HMMM, well have to have the judges rule on that one.
(I took the online Mensa test once. Answered the first question and hit "Enter" instead of "tab". As a result, my IQ score is apparently not survivable.)
I liked this one... a little bit of poetic justice along with the Darwin Award:
Quote:(September 2006, Florida) A fearsome mythical giant was felled by a humble slingshot. But a modern speargun vs. an underwater leviathan is another tale altogether, as a Florida man discovered.
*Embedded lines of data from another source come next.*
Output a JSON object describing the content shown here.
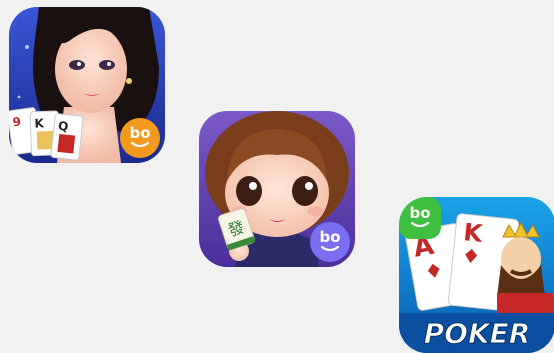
{
  "icons": [
    {
      "id": "app-icon-1",
      "badge_text": "bo",
      "card_ranks": [
        "9",
        "K",
        "Q"
      ],
      "colors": {
        "bg_top": "#3a56d6",
        "bg_bottom": "#1a2a8e",
        "badge": "#f39a1e"
      }
    },
    {
      "id": "app-icon-2",
      "badge_text": "bo",
      "tile_glyph": "發",
      "colors": {
        "bg_top": "#7a5ac8",
        "bg_bottom": "#4a2e9a",
        "badge": "#7b6ef0"
      }
    },
    {
      "id": "app-icon-3",
      "badge_text": "bo",
      "card_ranks": [
        "A",
        "K"
      ],
      "label": "POKER",
      "colors": {
        "bg_top": "#1aa3e8",
        "bg_bottom": "#0a5cb0",
        "badge": "#3fbf3f"
      }
    }
  ]
}
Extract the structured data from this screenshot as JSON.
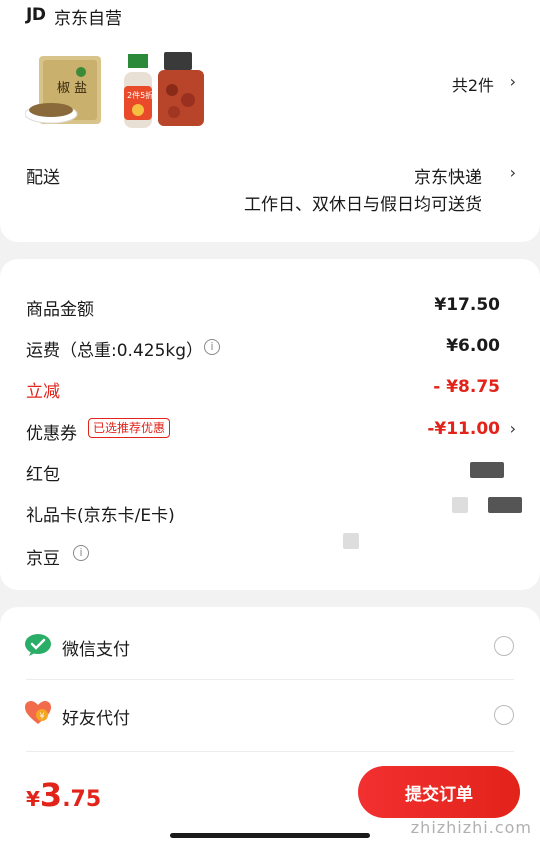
{
  "shop": {
    "logo": "JD",
    "name": "京东自营",
    "item_count": "共2件",
    "chevron": "›"
  },
  "delivery": {
    "label": "配送",
    "method": "京东快递",
    "note": "工作日、双休日与假日均可送货"
  },
  "price_rows": {
    "goods_amount": {
      "label": "商品金额",
      "value": "¥17.50"
    },
    "shipping": {
      "label": "运费（总重:0.425kg）",
      "value": "¥6.00"
    },
    "discount": {
      "label": "立减",
      "value": "- ¥8.75"
    },
    "coupon": {
      "label": "优惠券",
      "tag": "已选推荐优惠",
      "value": "-¥11.00"
    },
    "red_packet": {
      "label": "红包"
    },
    "gift_card": {
      "label": "礼品卡(京东卡/E卡)"
    },
    "jd_beans": {
      "label": "京豆"
    }
  },
  "payment": {
    "wechat": "微信支付",
    "friend": "好友代付"
  },
  "footer": {
    "currency": "¥",
    "total_int": "3",
    "total_dec": ".75",
    "submit": "提交订单"
  },
  "watermark": "zhizhizhi.com",
  "colors": {
    "accent": "#e2231a",
    "wechat": "#2aae67"
  },
  "icons": [
    "info-icon",
    "chevron-right-icon",
    "wechat-pay-icon",
    "friend-pay-icon",
    "radio-icon"
  ]
}
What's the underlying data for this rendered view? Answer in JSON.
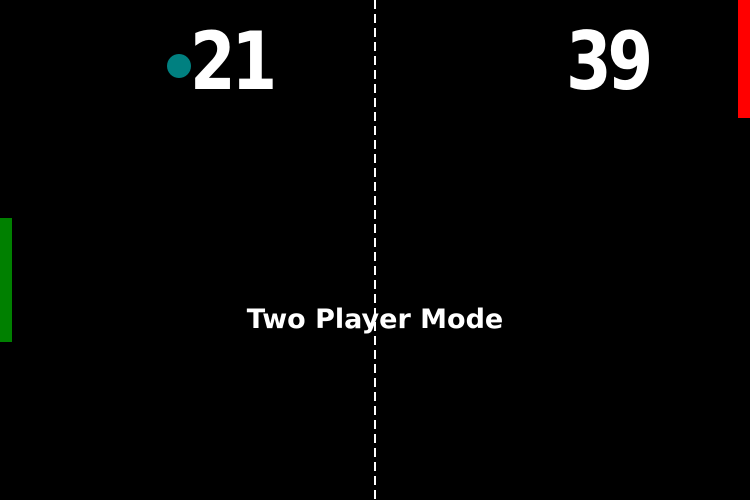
{
  "scoreboard": {
    "left_score": "21",
    "right_score": "39"
  },
  "mode_label": "Two Player Mode",
  "colors": {
    "background": "#000000",
    "left_paddle": "#008000",
    "right_paddle": "#ff0000",
    "ball": "#008080",
    "center_line": "#ffffff",
    "text": "#ffffff"
  }
}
Outlawed in 1990, hunting Goliath-sized groupers remains surprisingly popular. These fish can weigh hundreds of pounds, yet there are underwater hunters who choose to tether themselves to such muscular sea creatures. However unlikely a pursuit, the poaching of groupers by divers and snorkelers continues, in defiance of both the law and common sense.
Of this elite group, our Darwin Award winner distinguished himself yet further by disregarding one essential spearfishing precaution. By embarking on this hunt without a knife to cut himself loose, the "fit and experienced snorkeler" was guaranteeing that his next attack on a giant grouper would be his last.
Why anyone thinks it's a good idea to tether yourself to a fish twice your size, I don't know. Some time later, the body of the spearfisher was found pinned to the coral, 17 feet underwater. Three coils of line were wrapped around his wrist, and one very dead grouper was impaled at the other end of the line.
In those final hours, the tables were turned, and the fish was given an opportunity to reflect on the experience of "catching a person."